Pour sa part, le ministère de la Culture avait déjà annoncé mardi soir que ce film, annoncé dans les salles le 29 août, sortirait avec un visa tous publics, mais assorti là aussi d'un avertissement. Lequel devrait être ainsi rédigé : "Le sujet du film, son traitement et certaines de ses scènes sont susceptibles de troubler des spectateurs sensibles et plus particulièrement les plus jeunes pour lesquels un accompagnement est à recommander".

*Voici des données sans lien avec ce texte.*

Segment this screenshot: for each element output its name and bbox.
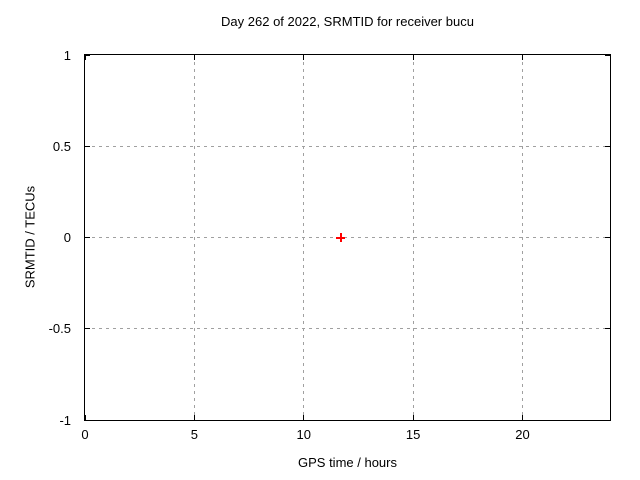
grid-line-horizontal xyxy=(85,328,610,330)
axis-tick-bottom xyxy=(193,415,195,420)
y-tick-label: -0.5 xyxy=(48,321,71,337)
x-tick-label: 10 xyxy=(296,427,311,442)
chart-title: Day 262 of 2022, SRMTID for receiver buc… xyxy=(221,14,474,29)
x-tick-label: 15 xyxy=(405,427,421,442)
axis-tick-right xyxy=(605,54,610,56)
axis-tick-top xyxy=(193,55,195,60)
y-tick-label: 0.5 xyxy=(52,138,71,154)
grid-line-horizontal xyxy=(85,145,610,147)
axis-tick-bottom xyxy=(303,415,305,420)
axis-tick-left xyxy=(85,237,90,238)
axis-tick-right xyxy=(605,328,610,330)
axis-tick-bottom xyxy=(84,415,86,420)
axis-tick-left xyxy=(85,54,90,56)
y-tick-label: -1 xyxy=(59,412,71,428)
grid-line-horizontal xyxy=(85,237,610,238)
data-point-marker xyxy=(336,233,346,242)
axis-tick-left xyxy=(85,145,90,147)
x-tick-label: 5 xyxy=(190,427,198,442)
marker-plus-vbar xyxy=(339,233,342,242)
axis-tick-right xyxy=(605,419,610,421)
x-tick-label: 20 xyxy=(515,427,530,442)
axis-tick-top xyxy=(412,55,414,60)
axis-tick-top xyxy=(84,55,86,60)
axis-tick-left xyxy=(85,328,90,330)
axis-tick-left xyxy=(85,419,90,421)
x-axis-label: GPS time / hours xyxy=(298,455,397,470)
y-tick-label: 1 xyxy=(63,47,71,63)
y-tick-label: 0 xyxy=(63,230,71,245)
axis-tick-right xyxy=(605,237,610,238)
axis-tick-top xyxy=(522,55,523,60)
x-tick-label: 0 xyxy=(81,427,89,442)
axis-tick-bottom xyxy=(412,415,414,420)
axis-tick-right xyxy=(605,145,610,147)
plot-area xyxy=(84,54,611,421)
axis-tick-top xyxy=(303,55,305,60)
axis-tick-bottom xyxy=(522,415,523,420)
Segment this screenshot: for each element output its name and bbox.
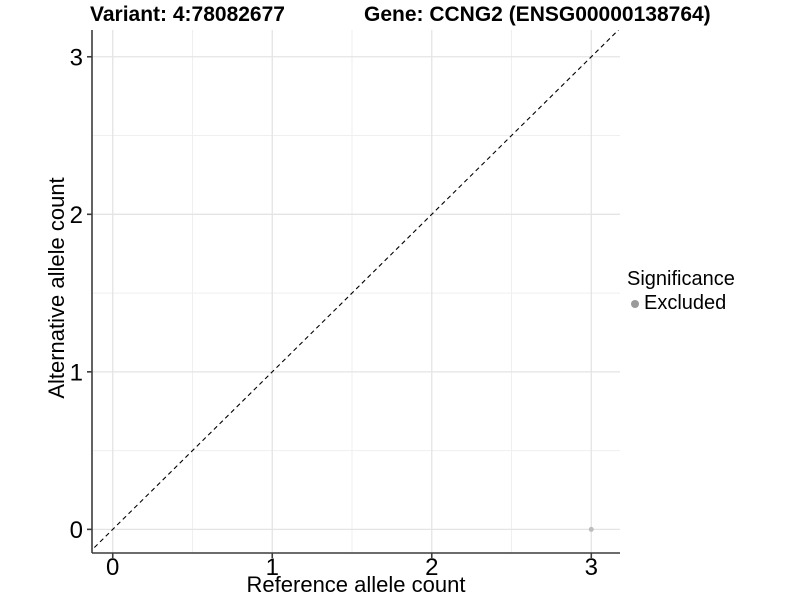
y-tick-label: 3 — [70, 44, 83, 71]
y-axis-label: Alternative allele count — [44, 177, 69, 399]
y-tick-label: 2 — [70, 202, 83, 229]
y-tick-label: 0 — [70, 517, 83, 544]
gene-title: Gene: CCNG2 (ENSG00000138764) — [364, 3, 711, 26]
data-point — [588, 526, 594, 532]
legend-point-icon — [631, 299, 639, 308]
legend-title: Significance — [627, 268, 735, 290]
legend: Significance Excluded — [627, 268, 735, 315]
legend-item-label: Excluded — [644, 292, 727, 314]
x-tick-label: 1 — [266, 554, 279, 581]
x-axis-label: Reference allele count — [246, 572, 466, 597]
legend-item-excluded: Excluded — [631, 292, 735, 315]
variant-title: Variant: 4:78082677 — [90, 3, 285, 26]
x-tick-label: 3 — [585, 554, 598, 581]
y-tick-label: 1 — [70, 359, 83, 386]
x-tick-label: 0 — [106, 554, 119, 581]
x-tick-label: 2 — [425, 554, 438, 581]
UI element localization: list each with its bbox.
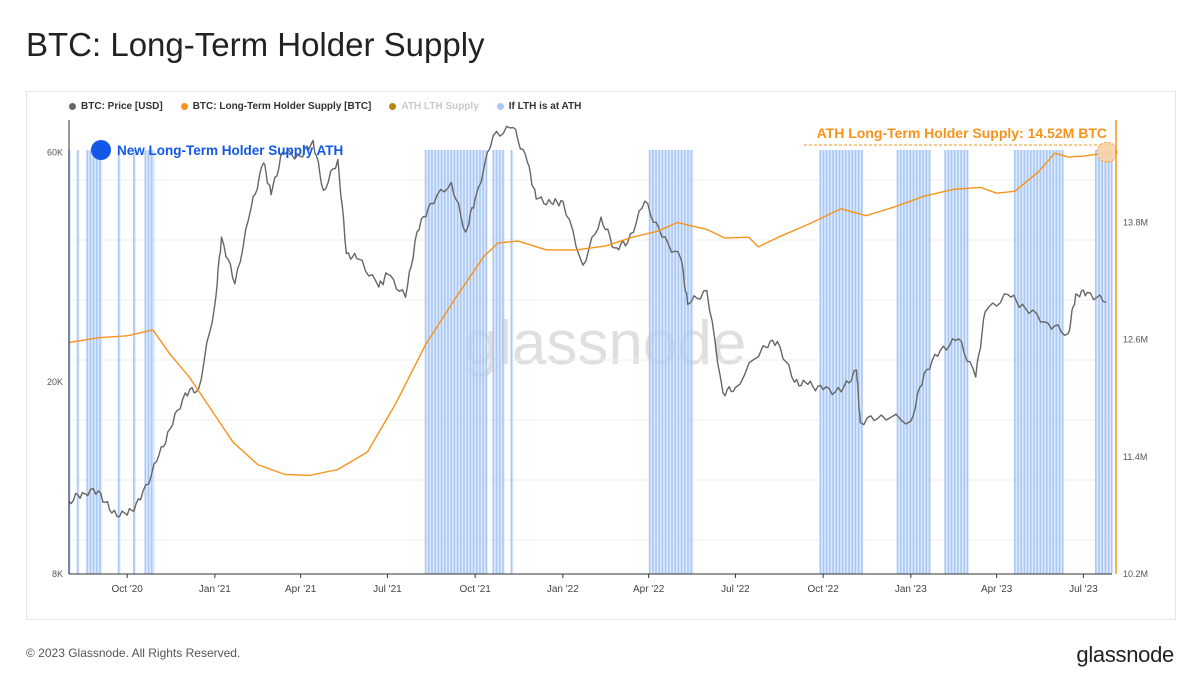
x-tick-label: Jan '23 [895,584,927,595]
watermark: glassnode [464,309,747,378]
series-lines [68,125,1113,518]
ath-bar-group [76,150,80,574]
x-tick-label: Oct '20 [111,584,143,595]
new-ath-marker-icon [91,140,111,160]
x-tick-label: Apr '21 [285,584,317,595]
legend-dot-icon [69,102,76,110]
watermark-text: glassnode [464,309,747,378]
ath-bar-group [117,150,121,574]
chart-panel: BTC: Price [USD] BTC: Long-Term Holder Su… [26,91,1176,620]
axes: 8K 20K 60K 10.2M 11.4M 12.6M 13.8M Oct '20 Jan '… [47,120,1148,595]
y-left-tick-label: 8K [52,569,63,579]
chart-canvas: glassnode 8K 20K 60K 10.2M 11.4M 12.6M 13.8M Oc… [47,120,1148,595]
ath-bar-fill [77,150,80,574]
legend-label: ATH LTH Supply [401,100,479,112]
legend-item[interactable]: If LTH is at ATH [496,100,582,112]
ath-bars [68,150,1113,574]
legend-dot-icon [389,102,397,110]
x-tick-label: Jul '23 [1069,584,1098,595]
ath-bar-group [86,150,103,574]
legend-item[interactable]: BTC: Long-Term Holder Supply [BTC] [180,100,372,112]
legend-label: BTC: Long-Term Holder Supply [BTC] [192,100,372,112]
ath-bar-group [944,150,969,574]
ath-bar-group [1013,150,1064,574]
page-title: BTC: Long-Term Holder Supply [26,26,485,63]
copyright-text: © 2023 Glassnode. All Rights Reserved. [26,646,241,660]
ath-bar-group [133,150,136,574]
y-right-tick-label: 10.2M [1123,569,1148,579]
legend-item[interactable]: ATH LTH Supply [389,100,479,112]
ath-bar-fill [69,150,71,574]
x-tick-label: Jul '21 [373,584,402,595]
new-ath-label: New Long-Term Holder Supply ATH [117,143,343,158]
y-left-tick-label: 60K [47,147,63,157]
ath-marker-icon [1096,141,1118,163]
price-series-line [68,125,1107,518]
x-tick-label: Apr '23 [981,584,1013,595]
x-tick-label: Jul '22 [721,584,750,595]
ath-bar-group [510,150,514,574]
ath-value-label: ATH Long-Term Holder Supply: 14.52M BTC [817,125,1107,141]
ath-bar-group [648,150,694,574]
x-tick-label: Apr '22 [633,584,665,595]
chart-legend: BTC: Price [USD] BTC: Long-Term Holder Su… [69,92,581,120]
y-right-tick-label: 12.6M [1123,335,1148,345]
ath-bar-group [144,150,155,574]
legend-label: BTC: Price [USD] [81,100,163,112]
lth-supply-series-line [68,151,1113,477]
ath-bar-group [896,150,931,574]
y-right-tick-label: 13.8M [1123,218,1148,228]
ath-bar-group [819,150,864,574]
x-tick-label: Jan '21 [199,584,231,595]
x-tick-label: Jan '22 [547,584,579,595]
legend-dot-icon [180,102,188,110]
y-right-tick-label: 11.4M [1123,452,1147,462]
glassnode-logo: glassnode [1076,642,1174,667]
ath-bar-fill [511,150,514,574]
ath-bar-group [424,150,488,574]
y-left-tick-label: 20K [47,377,63,387]
ath-bar-fill [145,150,155,574]
legend-dot-icon [496,102,504,110]
x-tick-label: Oct '22 [807,584,839,595]
ath-bar-fill [118,150,121,574]
ath-bar-group [1094,150,1113,574]
ath-bar-fill [1014,150,1064,574]
legend-item[interactable]: BTC: Price [USD] [69,101,163,112]
annotations: New Long-Term Holder Supply ATH ATH Long… [91,120,1118,574]
x-tick-label: Oct '21 [459,584,491,595]
ath-bar-fill [133,150,136,574]
ath-bar-group [492,150,505,574]
legend-label: If LTH is at ATH [508,100,582,112]
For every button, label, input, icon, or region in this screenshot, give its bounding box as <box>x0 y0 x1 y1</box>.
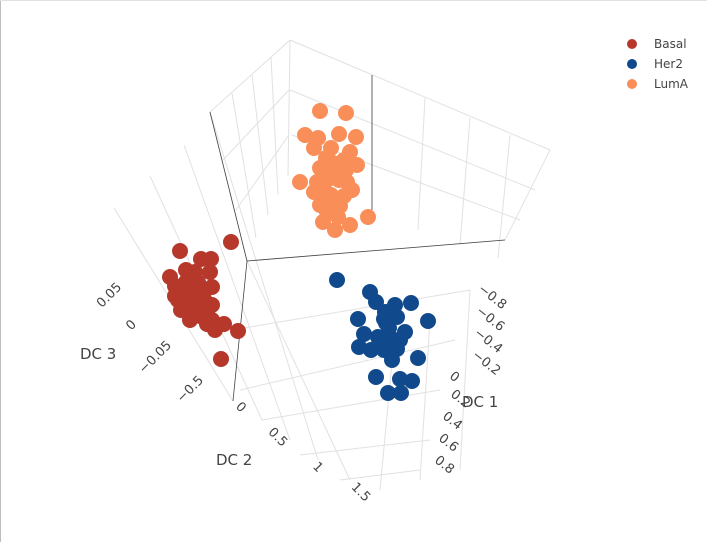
data-point-luma[interactable] <box>314 182 330 198</box>
data-point-her2[interactable] <box>370 329 386 345</box>
data-point-luma[interactable] <box>327 222 343 238</box>
series-her2 <box>329 272 436 401</box>
data-point-basal[interactable] <box>213 351 229 367</box>
data-point-basal[interactable] <box>180 288 196 304</box>
axis-lines <box>209 75 506 402</box>
data-point-luma[interactable] <box>360 209 376 225</box>
series-luma <box>292 103 376 238</box>
data-point-luma[interactable] <box>312 103 328 119</box>
legend-marker <box>627 79 637 89</box>
data-point-her2[interactable] <box>351 339 367 355</box>
y-axis-ticks: 00.511.5 <box>232 399 373 505</box>
data-point-her2[interactable] <box>393 385 409 401</box>
data-point-basal[interactable] <box>204 297 220 313</box>
frame-top-border <box>0 0 707 1</box>
legend-label: Basal <box>654 37 687 51</box>
data-point-her2[interactable] <box>381 320 397 336</box>
data-point-her2[interactable] <box>329 272 345 288</box>
z-axis-tick-label: 0 <box>123 317 139 333</box>
x-axis-tick-label: 0 <box>446 369 462 386</box>
z-axis-tick-label: −0.05 <box>136 338 175 377</box>
data-point-her2[interactable] <box>392 371 408 387</box>
data-point-luma[interactable] <box>348 129 364 145</box>
legend-item-basal[interactable]: Basal <box>627 37 687 51</box>
frame-left-border <box>0 0 1 542</box>
data-point-luma[interactable] <box>338 105 354 121</box>
data-point-luma[interactable] <box>331 126 347 142</box>
data-point-basal[interactable] <box>204 279 220 295</box>
x-axis-title: DC 1 <box>462 393 498 411</box>
data-point-basal[interactable] <box>203 251 219 267</box>
data-point-her2[interactable] <box>356 326 372 342</box>
legend-item-luma[interactable]: LumA <box>627 77 689 91</box>
z-axis-title: DC 3 <box>80 345 116 363</box>
data-point-basal[interactable] <box>192 308 208 324</box>
data-point-luma[interactable] <box>338 162 354 178</box>
data-point-her2[interactable] <box>392 332 408 348</box>
y-axis-tick-label: 1 <box>309 459 325 475</box>
data-point-luma[interactable] <box>318 150 334 166</box>
data-points <box>162 103 436 401</box>
data-point-her2[interactable] <box>380 385 396 401</box>
data-point-luma[interactable] <box>324 197 340 213</box>
y-axis-tick-label: 0 <box>232 399 248 415</box>
x-axis-ticks: −0.8−0.6−0.4−0.200.20.40.60.8 <box>431 282 509 478</box>
data-point-basal[interactable] <box>202 264 218 280</box>
legend-label: LumA <box>654 77 689 91</box>
data-point-basal[interactable] <box>230 323 246 339</box>
data-point-luma[interactable] <box>292 174 308 190</box>
data-point-her2[interactable] <box>403 295 419 311</box>
data-point-luma[interactable] <box>336 188 352 204</box>
data-point-luma[interactable] <box>297 127 313 143</box>
data-point-her2[interactable] <box>410 350 426 366</box>
legend-marker <box>627 39 637 49</box>
data-point-basal[interactable] <box>172 243 188 259</box>
x-axis-tick-label: 0.6 <box>435 431 461 456</box>
legend-marker <box>627 59 637 69</box>
legend-label: Her2 <box>654 57 683 71</box>
series-basal <box>162 234 246 367</box>
data-point-her2[interactable] <box>387 297 403 313</box>
data-point-her2[interactable] <box>384 352 400 368</box>
legend-item-her2[interactable]: Her2 <box>627 57 683 71</box>
data-point-luma[interactable] <box>306 140 322 156</box>
data-point-her2[interactable] <box>363 342 379 358</box>
y-axis-tick-label: 1.5 <box>348 480 373 505</box>
data-point-basal[interactable] <box>167 288 183 304</box>
data-point-luma[interactable] <box>342 217 358 233</box>
data-point-basal[interactable] <box>190 274 206 290</box>
data-point-basal[interactable] <box>223 234 239 250</box>
grid-lines <box>113 39 551 491</box>
data-point-her2[interactable] <box>368 369 384 385</box>
data-point-basal[interactable] <box>207 322 223 338</box>
data-point-basal[interactable] <box>178 274 194 290</box>
z-axis-tick-label: 0.05 <box>94 280 125 311</box>
data-point-her2[interactable] <box>350 311 366 327</box>
z-axis-tick-label: −0.5 <box>174 373 207 406</box>
x-axis-tick-label: 0.4 <box>439 409 465 434</box>
legend[interactable]: Basal Her2 LumA <box>627 37 689 91</box>
x-axis-tick-label: 0.8 <box>431 453 457 478</box>
y-axis-title: DC 2 <box>216 451 252 469</box>
data-point-her2[interactable] <box>420 313 436 329</box>
data-point-her2[interactable] <box>404 373 420 389</box>
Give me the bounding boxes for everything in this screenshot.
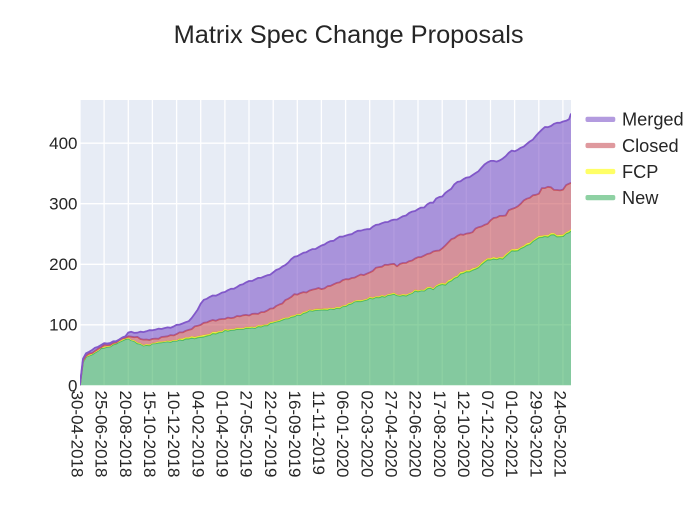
svg-text:20-08-2018: 20-08-2018 <box>116 391 135 478</box>
svg-text:06-01-2020: 06-01-2020 <box>333 391 352 478</box>
svg-text:17-08-2020: 17-08-2020 <box>430 391 449 478</box>
svg-text:01-02-2021: 01-02-2021 <box>502 391 521 478</box>
svg-text:30-04-2018: 30-04-2018 <box>68 391 87 478</box>
svg-text:300: 300 <box>49 195 77 214</box>
svg-text:400: 400 <box>49 134 77 153</box>
svg-text:0: 0 <box>68 376 77 395</box>
svg-text:04-02-2019: 04-02-2019 <box>188 391 207 478</box>
svg-text:Closed: Closed <box>622 136 679 156</box>
svg-text:11-11-2019: 11-11-2019 <box>309 391 328 475</box>
svg-text:02-03-2020: 02-03-2020 <box>357 391 376 478</box>
svg-text:24-05-2021: 24-05-2021 <box>551 391 570 478</box>
svg-text:100: 100 <box>49 316 77 335</box>
svg-text:22-07-2019: 22-07-2019 <box>261 391 280 478</box>
svg-text:Matrix Spec Change Proposals: Matrix Spec Change Proposals <box>174 21 524 49</box>
svg-text:15-10-2018: 15-10-2018 <box>140 391 159 478</box>
svg-text:25-06-2018: 25-06-2018 <box>92 391 111 478</box>
svg-text:200: 200 <box>49 255 77 274</box>
svg-text:07-12-2020: 07-12-2020 <box>478 391 497 478</box>
svg-text:27-05-2019: 27-05-2019 <box>237 391 256 478</box>
svg-text:22-06-2020: 22-06-2020 <box>406 391 425 478</box>
svg-text:29-03-2021: 29-03-2021 <box>526 391 545 478</box>
svg-text:27-04-2020: 27-04-2020 <box>382 391 401 478</box>
svg-text:12-10-2020: 12-10-2020 <box>454 391 473 478</box>
svg-text:01-04-2019: 01-04-2019 <box>213 391 232 478</box>
svg-text:New: New <box>622 188 659 208</box>
svg-text:Merged: Merged <box>622 110 684 130</box>
svg-text:16-09-2019: 16-09-2019 <box>285 391 304 478</box>
svg-text:10-12-2018: 10-12-2018 <box>164 391 183 478</box>
svg-text:FCP: FCP <box>622 162 658 182</box>
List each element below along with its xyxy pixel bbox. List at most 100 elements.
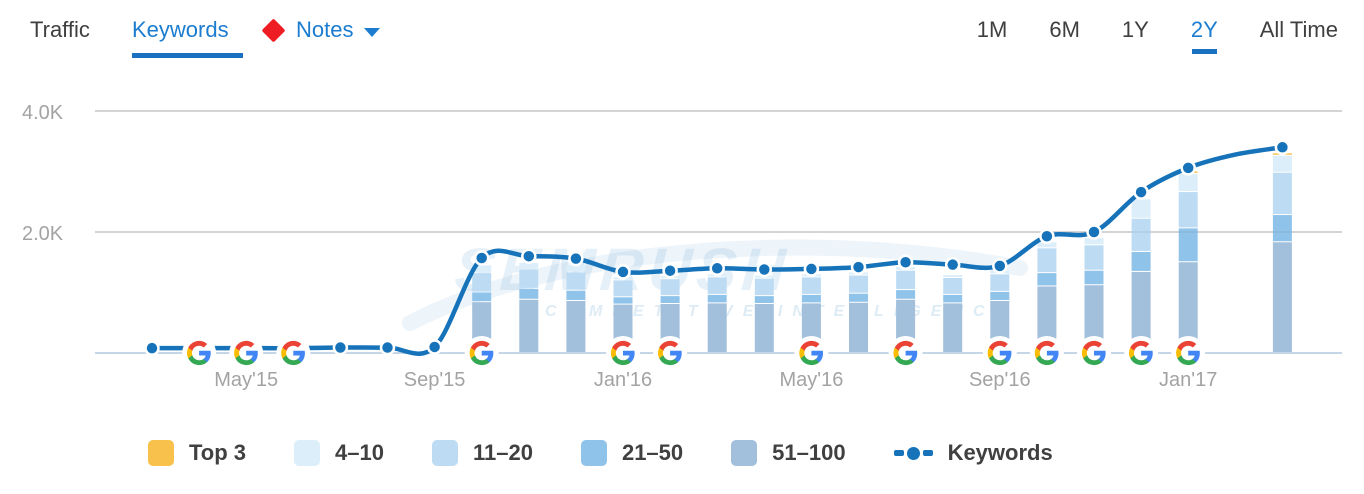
- tab-keywords[interactable]: Keywords: [132, 17, 229, 42]
- keywords-point[interactable]: [332, 339, 349, 356]
- notes-toggle[interactable]: Notes: [261, 17, 381, 43]
- google-note-icon[interactable]: [982, 336, 1017, 370]
- legend-label: 11–20: [472, 440, 533, 465]
- bar-segment-51-100: [1037, 286, 1057, 352]
- keyword-position-bar[interactable]: [1272, 153, 1292, 352]
- keywords-point[interactable]: [521, 248, 537, 264]
- keywords-point[interactable]: [426, 339, 443, 355]
- bar-segment-11-20: [801, 277, 821, 294]
- keywords-point[interactable]: [850, 259, 867, 275]
- google-note-icon[interactable]: [1029, 336, 1064, 370]
- legend-item-21-50[interactable]: 21–50: [580, 440, 683, 466]
- bar-segment-21-50: [1084, 270, 1104, 285]
- range-1y[interactable]: 1Y: [1121, 17, 1149, 42]
- keywords-point[interactable]: [662, 262, 678, 279]
- google-note-icon[interactable]: [653, 336, 688, 370]
- note-diamond-icon: [261, 17, 286, 43]
- legend-label: Keywords: [947, 440, 1053, 465]
- bar-segment-4-10: [1084, 238, 1104, 245]
- keyword-position-bar[interactable]: [1084, 238, 1104, 352]
- keyword-position-bar[interactable]: [566, 265, 586, 352]
- bar-segment-51-100: [1084, 285, 1104, 352]
- legend-item-4-10[interactable]: 4–10: [294, 440, 384, 466]
- bar-segment-11-20: [1272, 172, 1292, 215]
- keywords-point[interactable]: [144, 340, 160, 356]
- keyword-position-bar[interactable]: [707, 274, 727, 352]
- bar-segment-11-20: [472, 273, 492, 292]
- keywords-point[interactable]: [568, 250, 584, 267]
- bar-segment-51-100: [519, 299, 539, 352]
- tab-traffic[interactable]: Traffic: [30, 17, 90, 42]
- bar-segment-11-20: [1084, 245, 1104, 270]
- keywords-point[interactable]: [379, 339, 396, 356]
- range-2y[interactable]: 2Y: [1190, 17, 1218, 54]
- bar-segment-21-50: [660, 296, 680, 303]
- legend-item-11-20[interactable]: 11–20: [431, 440, 533, 466]
- google-note-icon[interactable]: [1124, 336, 1159, 370]
- keywords-point[interactable]: [615, 264, 631, 280]
- keyword-position-bar[interactable]: [519, 262, 539, 352]
- bar-segment-21-50: [990, 291, 1010, 300]
- bar-segment-11-20: [990, 274, 1010, 291]
- bar-segment-21-50: [801, 294, 821, 303]
- legend-item-top3[interactable]: Top 3: [148, 440, 246, 466]
- keyword-position-bar[interactable]: [1037, 242, 1057, 352]
- range-1m[interactable]: 1M: [976, 17, 1008, 42]
- bar-segment-51-100: [1178, 262, 1198, 352]
- bar-segment-21-50: [1272, 215, 1292, 242]
- keywords-chart: 2.0K 4.0K May'15 Sep'15 Jan'16 May'16 Sep'16 Ja…: [22, 102, 1342, 391]
- range-all-time[interactable]: All Time: [1259, 17, 1338, 42]
- keywords-point[interactable]: [803, 261, 820, 277]
- bar-segment-21-50: [707, 294, 727, 303]
- bar-segment-4-10: [519, 262, 539, 269]
- keywords-point[interactable]: [1133, 184, 1149, 200]
- keyword-position-bar[interactable]: [1131, 199, 1151, 352]
- bar-segment-21-50: [754, 296, 774, 303]
- google-note-icon[interactable]: [794, 336, 829, 370]
- keywords-point[interactable]: [1274, 139, 1291, 156]
- bar-segment-51-100: [566, 300, 586, 352]
- chart-legend: Top 3 4–10 11–20 21–50 51–100 Keywords: [148, 440, 1053, 466]
- bar-segment-4-10: [1272, 155, 1292, 172]
- bar-segment-21-50: [943, 294, 963, 303]
- bar-segment-4-10: [472, 265, 492, 273]
- active-tab-underline: [132, 53, 243, 58]
- google-note-icon[interactable]: [888, 336, 923, 370]
- bar-segment-21-50: [566, 290, 586, 300]
- bar-segment-51-100: [849, 302, 868, 352]
- google-note-icon[interactable]: [276, 336, 311, 370]
- keyword-position-bar[interactable]: [849, 272, 868, 352]
- google-note-icon[interactable]: [606, 336, 640, 370]
- keywords-point[interactable]: [1180, 160, 1196, 176]
- google-note-icon[interactable]: [229, 336, 264, 370]
- legend-item-51-100[interactable]: 51–100: [731, 440, 846, 466]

Un drame cru sur l'avortement... et des soupçons de censure
Signé par le Roumain Cristian Mungiu, ce drame cru sur un avortement clandestin dans la Roumanie communiste avait reçu fin mai, le Prix de l'Education nationale, qui depuis 2003 récompense un film de la sélection officielle à Cannes pour ses "qualités artistiques et pédagogiques". Dans ce cadre, l'oeuvre est ensuite diffusée sous forme de DVD pédagogique, lors de projections accompagnées par des enseignants, en milieu scolaire.
Le ministre de l'Education nationale Xavier Darcos, avait d'abord jugé le film "trop dur" pour un public adolescent et refusé d'éditer le film début juillet mais il s'était ensuite ravisé face à la levée de boucliers suscitée par sa décision. La Société des réalisateurs de films avait affirmé que ce refus était lié à des "pressions d'associations anti-avortement". Le Planning familial ainsi que la Ligue des droits de l'homme notamment avaient protesté. Tout en reconnaissant un certain "flottement", Xavier Darcos s'était alors défendu d'être un "censeur", assurant avoir agi selon le "principe de précaution" tout en "respectant le jury" d'enseignants qui avait choisi de distinguer le film pour en faire un outil pédagogique.